Evelyn stiffened, her breath caught. The fingers that curled around the baby carrot dug into her flesh, and sweat dampened the starched white napkin until the poinsettia embroidered in scarlet began to bleed. She should never have worn wool, should have known the house would be overheated, that even one glass of wine—and it might have been more—could upset her.
Stomach churning, Evelyn mumbled “Excuse me” to no one in particular.
Judith sat forward. “Evelyn? Dear?”
She must have air. Bolting from the room, Evelyn passed the sofa table holding the silver frames, averted her eyes, tried not to look at the picture of Marta and Logan in San Francisco when they had not bothered to call, reached the door, supported herself with the handle and cracked it open. She closed her eyes.

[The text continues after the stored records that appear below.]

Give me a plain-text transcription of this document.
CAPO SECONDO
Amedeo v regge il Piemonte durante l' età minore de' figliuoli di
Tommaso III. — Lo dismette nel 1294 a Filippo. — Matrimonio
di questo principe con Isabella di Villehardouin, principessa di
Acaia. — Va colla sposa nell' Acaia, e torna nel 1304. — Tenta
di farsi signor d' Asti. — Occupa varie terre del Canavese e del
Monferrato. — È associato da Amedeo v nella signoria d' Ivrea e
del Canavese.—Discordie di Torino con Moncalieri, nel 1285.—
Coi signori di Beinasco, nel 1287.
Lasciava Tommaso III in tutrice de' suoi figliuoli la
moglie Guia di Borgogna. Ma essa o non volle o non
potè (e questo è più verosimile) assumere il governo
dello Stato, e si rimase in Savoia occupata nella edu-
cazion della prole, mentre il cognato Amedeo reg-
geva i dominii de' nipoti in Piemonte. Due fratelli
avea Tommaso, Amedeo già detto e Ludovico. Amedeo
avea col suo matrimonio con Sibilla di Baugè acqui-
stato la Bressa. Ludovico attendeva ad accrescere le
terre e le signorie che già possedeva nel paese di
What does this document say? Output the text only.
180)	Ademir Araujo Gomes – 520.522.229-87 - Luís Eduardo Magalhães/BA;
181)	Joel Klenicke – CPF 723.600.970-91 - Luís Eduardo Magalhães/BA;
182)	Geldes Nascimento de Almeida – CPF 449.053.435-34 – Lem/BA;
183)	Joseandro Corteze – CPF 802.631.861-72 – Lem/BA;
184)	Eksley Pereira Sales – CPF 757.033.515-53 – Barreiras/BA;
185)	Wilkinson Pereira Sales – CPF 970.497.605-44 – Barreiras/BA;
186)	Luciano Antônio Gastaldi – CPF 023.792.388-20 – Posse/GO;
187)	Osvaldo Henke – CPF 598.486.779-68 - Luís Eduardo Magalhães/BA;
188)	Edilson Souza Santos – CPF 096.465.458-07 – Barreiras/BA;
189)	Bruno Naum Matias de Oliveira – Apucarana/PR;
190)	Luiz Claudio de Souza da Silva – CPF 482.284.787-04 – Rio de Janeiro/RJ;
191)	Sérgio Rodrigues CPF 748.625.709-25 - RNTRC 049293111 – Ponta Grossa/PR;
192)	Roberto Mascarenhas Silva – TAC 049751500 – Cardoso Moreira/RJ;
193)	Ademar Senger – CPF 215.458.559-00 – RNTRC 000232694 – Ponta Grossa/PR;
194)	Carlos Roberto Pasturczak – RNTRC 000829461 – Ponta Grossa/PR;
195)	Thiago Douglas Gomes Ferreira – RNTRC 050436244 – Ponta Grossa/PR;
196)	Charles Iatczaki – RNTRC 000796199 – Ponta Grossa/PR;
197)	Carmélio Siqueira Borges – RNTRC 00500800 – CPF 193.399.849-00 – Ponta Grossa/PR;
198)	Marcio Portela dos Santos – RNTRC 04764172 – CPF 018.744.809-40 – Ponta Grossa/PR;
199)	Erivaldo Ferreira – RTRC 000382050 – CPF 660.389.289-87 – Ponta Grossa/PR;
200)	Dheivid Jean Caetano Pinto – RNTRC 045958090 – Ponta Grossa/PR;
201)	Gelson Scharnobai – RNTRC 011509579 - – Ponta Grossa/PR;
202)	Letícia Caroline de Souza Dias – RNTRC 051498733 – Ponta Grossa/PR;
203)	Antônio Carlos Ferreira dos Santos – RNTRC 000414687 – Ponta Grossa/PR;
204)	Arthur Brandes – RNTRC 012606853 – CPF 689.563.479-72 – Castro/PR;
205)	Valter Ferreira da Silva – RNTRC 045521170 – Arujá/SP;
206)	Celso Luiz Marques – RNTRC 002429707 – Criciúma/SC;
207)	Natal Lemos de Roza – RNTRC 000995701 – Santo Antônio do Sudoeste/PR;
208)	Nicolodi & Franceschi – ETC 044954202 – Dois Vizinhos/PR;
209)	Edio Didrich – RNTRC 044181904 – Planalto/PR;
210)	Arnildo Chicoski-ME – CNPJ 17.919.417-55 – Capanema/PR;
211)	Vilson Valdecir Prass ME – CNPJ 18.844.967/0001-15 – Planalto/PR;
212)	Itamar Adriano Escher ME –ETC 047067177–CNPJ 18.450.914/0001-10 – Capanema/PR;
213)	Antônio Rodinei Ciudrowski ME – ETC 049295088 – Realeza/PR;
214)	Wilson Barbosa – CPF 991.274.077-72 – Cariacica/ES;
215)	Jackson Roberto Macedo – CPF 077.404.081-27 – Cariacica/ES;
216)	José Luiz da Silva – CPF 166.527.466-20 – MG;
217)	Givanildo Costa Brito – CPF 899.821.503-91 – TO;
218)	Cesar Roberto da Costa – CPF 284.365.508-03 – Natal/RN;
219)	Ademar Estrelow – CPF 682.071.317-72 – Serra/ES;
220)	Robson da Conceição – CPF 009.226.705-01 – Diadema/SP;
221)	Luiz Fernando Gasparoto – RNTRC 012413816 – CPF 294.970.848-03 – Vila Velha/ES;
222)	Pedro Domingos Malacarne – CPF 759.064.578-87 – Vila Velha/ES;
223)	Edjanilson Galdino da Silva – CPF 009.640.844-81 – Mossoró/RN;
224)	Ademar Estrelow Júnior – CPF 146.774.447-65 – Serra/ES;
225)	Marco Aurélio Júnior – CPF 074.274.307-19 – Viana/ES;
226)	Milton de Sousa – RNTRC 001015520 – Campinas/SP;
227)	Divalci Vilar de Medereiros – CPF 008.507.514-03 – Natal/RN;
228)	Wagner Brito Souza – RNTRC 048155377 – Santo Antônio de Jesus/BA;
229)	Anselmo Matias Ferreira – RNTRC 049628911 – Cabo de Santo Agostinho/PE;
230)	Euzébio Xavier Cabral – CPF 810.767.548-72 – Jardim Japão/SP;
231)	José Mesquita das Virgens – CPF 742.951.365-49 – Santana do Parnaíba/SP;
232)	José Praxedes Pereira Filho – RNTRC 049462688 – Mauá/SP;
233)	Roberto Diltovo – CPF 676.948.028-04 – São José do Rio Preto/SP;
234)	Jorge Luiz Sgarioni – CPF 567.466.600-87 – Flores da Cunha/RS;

Behind her Judith said, “Inga, serve the mousse now, please.”
Turning her sweat-drenched back to the cold air, Evelyn opened her eyes. That was when she spied the nativity scene. She closed the door and crossed the living room and stood in front of it. After a moment, she reached in and removed the baby figurine. With the square of flannel that had encircled the porcelain infant, she swaddled the baby carrot that was still in her palm and laid it in the manger.